O’Hehir: In transforming himself from a moderate, pro-choice Republican into an avid pro-life conservative, Romney himself helped make an evangelical vetting of his faith inevitable
December 6, 2007 7:57 am Christian Right and Mormonism, Christian Right and GOPAndrew O’Hehir, This is not Romney’s Kennedy moment, Salon.com, December 6, 2007
When former Massachusetts governor Mitt Romney faces the cameras on Thursday at the George H.W. Bush Presidential Library in College Station, Texas, where he has promised to deliver a major speech “about the role of religion, faith, in America and in a free society,” he carries the legacy of Joseph Smith’s First Vision with him, whether he likes it or not.
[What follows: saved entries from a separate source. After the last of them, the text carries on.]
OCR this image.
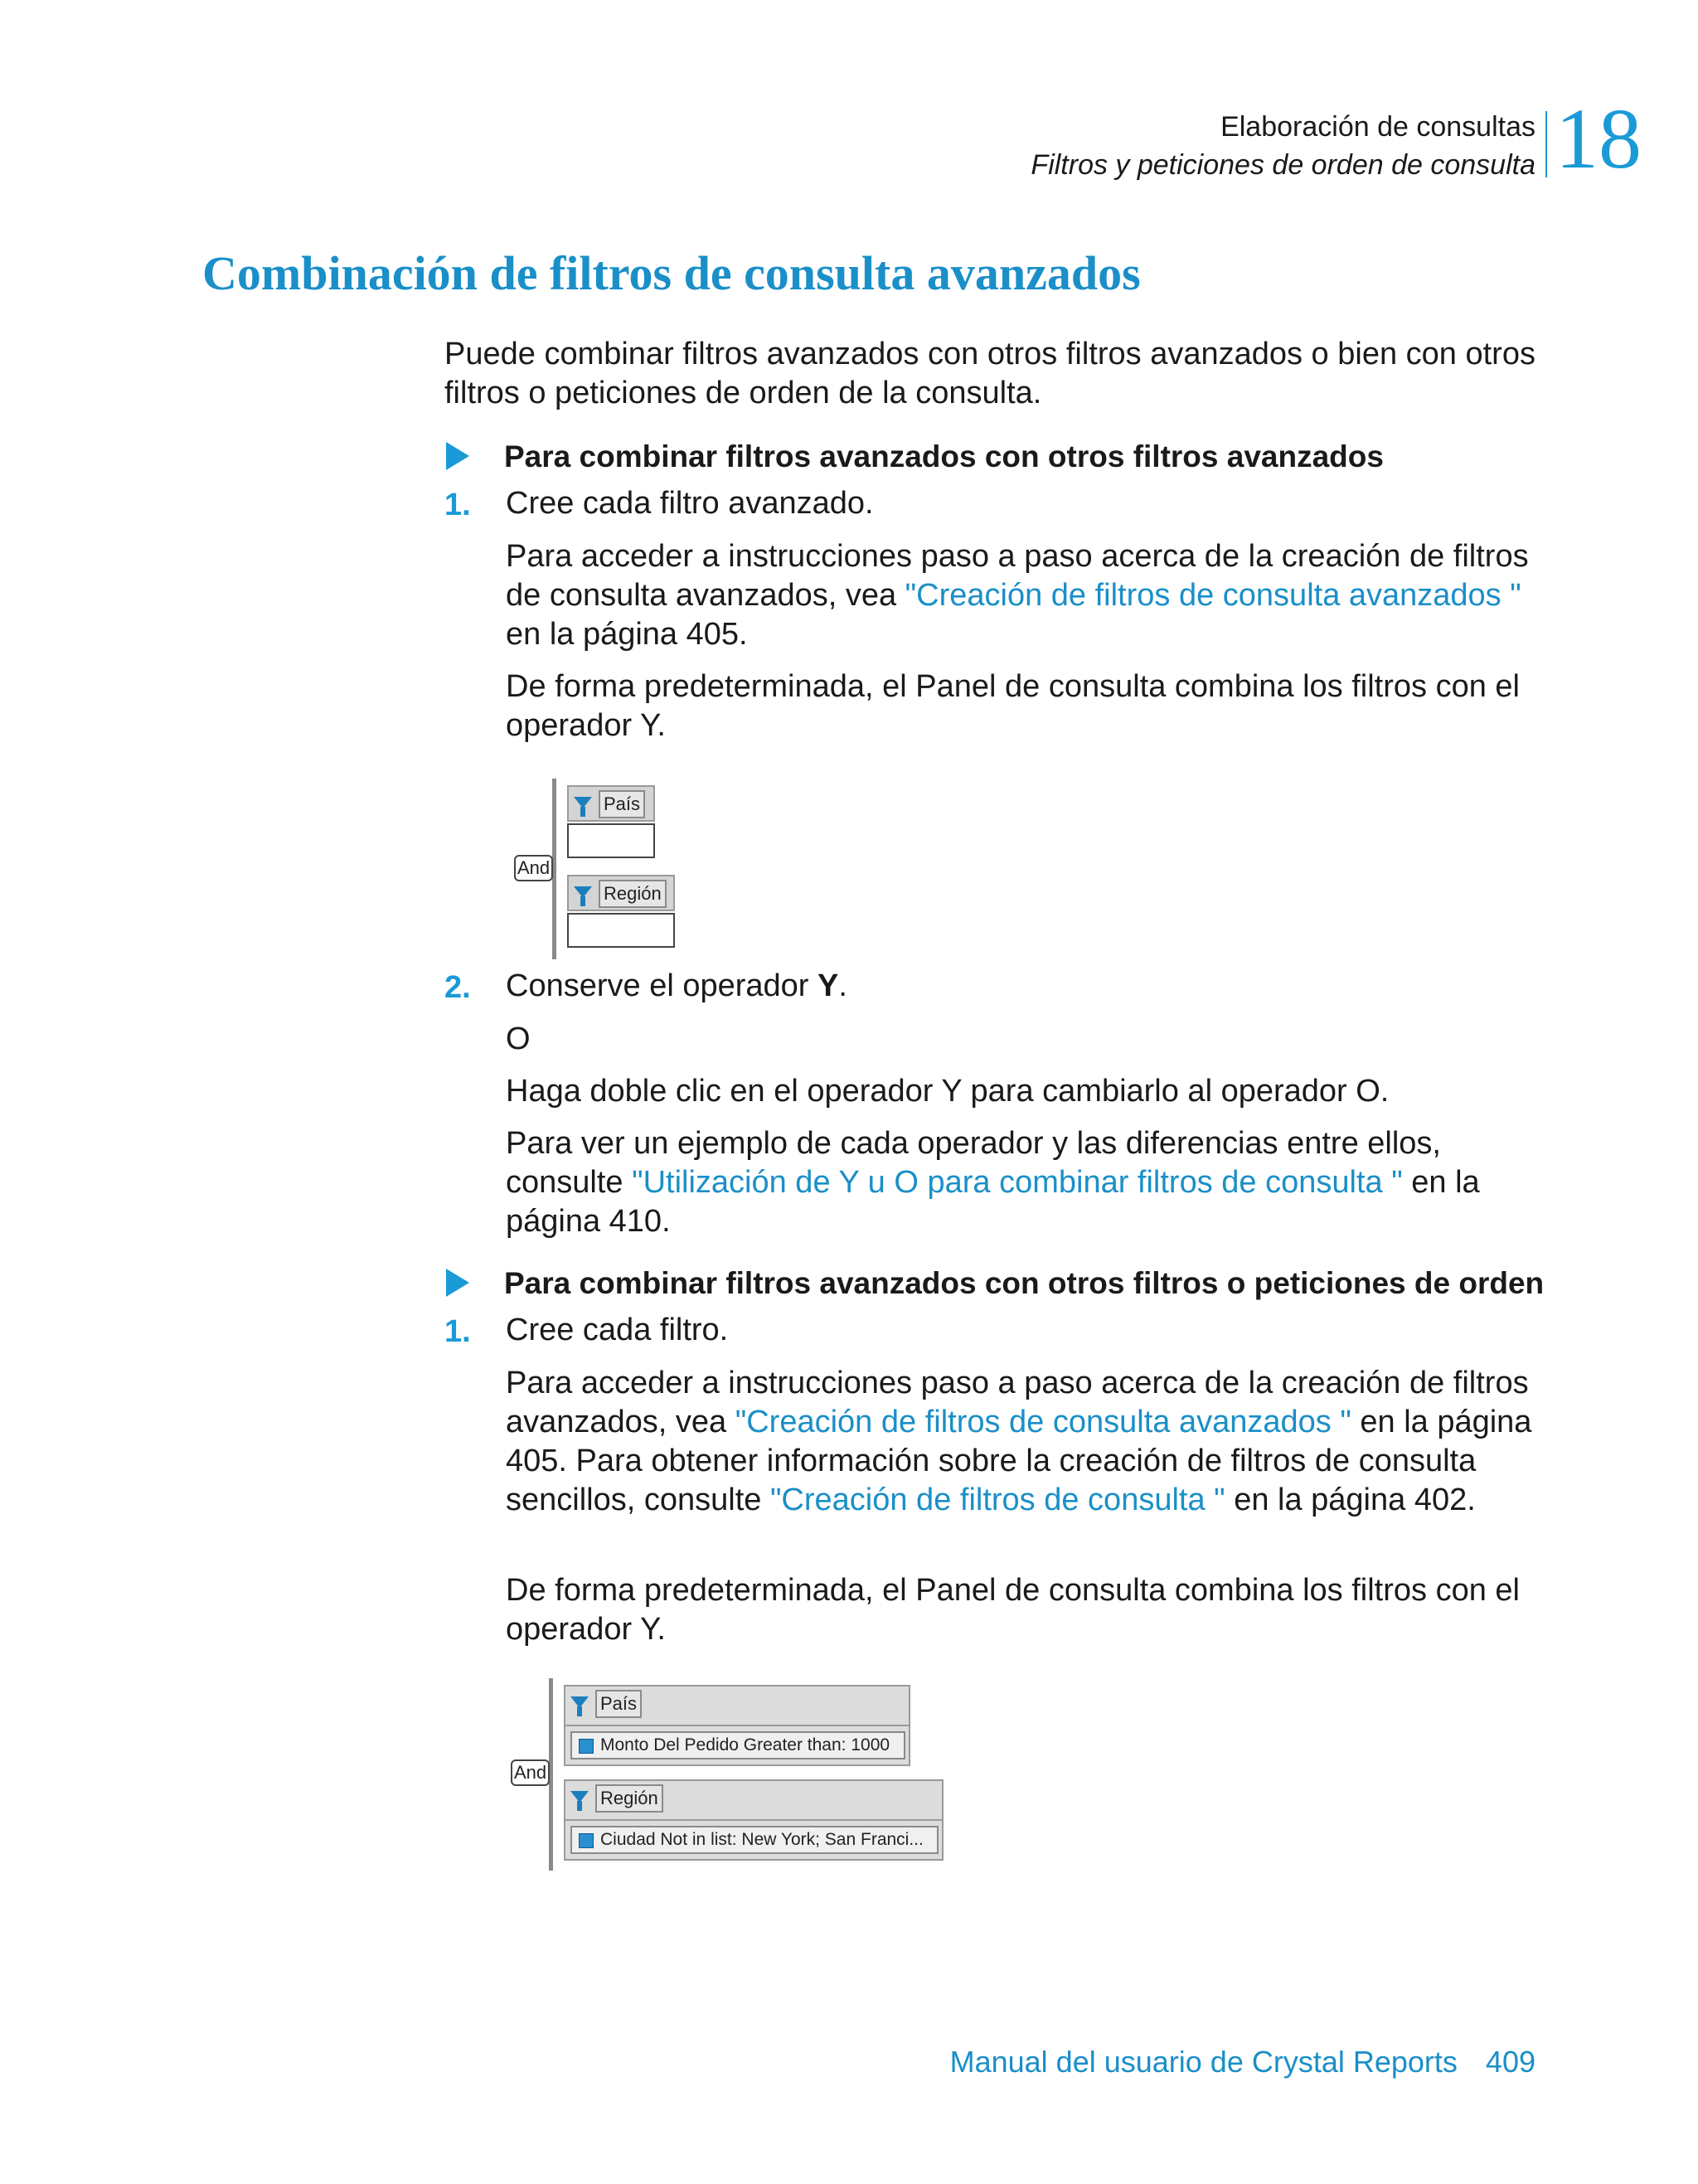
Elaboración de consultas
Filtros y peticiones de orden de consulta 18
Combinación de filtros de consulta avanzados
Puede combinar filtros avanzados con otros filtros avanzados o bien con otros filtros o peticiones de orden de la consulta.
Para combinar filtros avanzados con otros filtros avanzados
1. Cree cada filtro avanzado.
Para acceder a instrucciones paso a paso acerca de la creación de filtros de consulta avanzados, vea "Creación de filtros de consulta avanzados " en la página 405.
De forma predeterminada, el Panel de consulta combina los filtros con el operador Y.
And
País
Región
2. Conserve el operador Y.
O
Haga doble clic en el operador Y para cambiarlo al operador O.
Para ver un ejemplo de cada operador y las diferencias entre ellos, consulte "Utilización de Y u O para combinar filtros de consulta " en la página 410.
Para combinar filtros avanzados con otros filtros o peticiones de orden
1. Cree cada filtro.
Para acceder a instrucciones paso a paso acerca de la creación de filtros avanzados, vea "Creación de filtros de consulta avanzados " en la página 405. Para obtener información sobre la creación de filtros de consulta sencillos, consulte "Creación de filtros de consulta " en la página 402.
De forma predeterminada, el Panel de consulta combina los filtros con el operador Y.
And
País
Monto Del Pedido Greater than: 1000
Región
Ciudad Not in list: New York; San Franci...
Manual del usuario de Crystal Reports 409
Romney is unlikely to tell the Protestants and Catholics in his audience that their creeds are an abomination, or that they are participants in a Great Apostasy that began shortly after Jesus ascended to heaven and continued, in all forms of Christianity, till Smith founded the Mormon church on a new set of scriptures in 1830. But he cannot quite evade those beliefs either, for they are fundamental tenets of his faith.
As the most prominent Mormon presidential candidate since his father, George, 40 years ago, or since Smith himself ran on a platform of “Theodemocracy” in 1844, Romney must negotiate between two opposing forces. The theology and tangled history of Mormonism is at odds with the quasi-theocratic nature of the contemporary Republican Party, which seems to have decreed that only Bible-believing Christians or their close allies may run for high office. Neither of these two forces is of Romney’s own making, but it was the candidate, and his decisions about how to run his campaign, who ensured that they would collide.
As Christopher Hitchens recently complained in Slate, political reporters have generally treated the details of Romney’s faith as a no-go zone. If the question were simply whether his beliefs (or anyone else’s) should qualify or disqualify him from public office, I would agree that there was nothing to discuss. Moreover, only Mitt Romney can know how much of Mormon doctrine he accepts without question and how much he takes with a grain of salt. Even in the most dogmatic of believers and the most dictatorial of denominations, faith is fundamentally a private process of negotiation.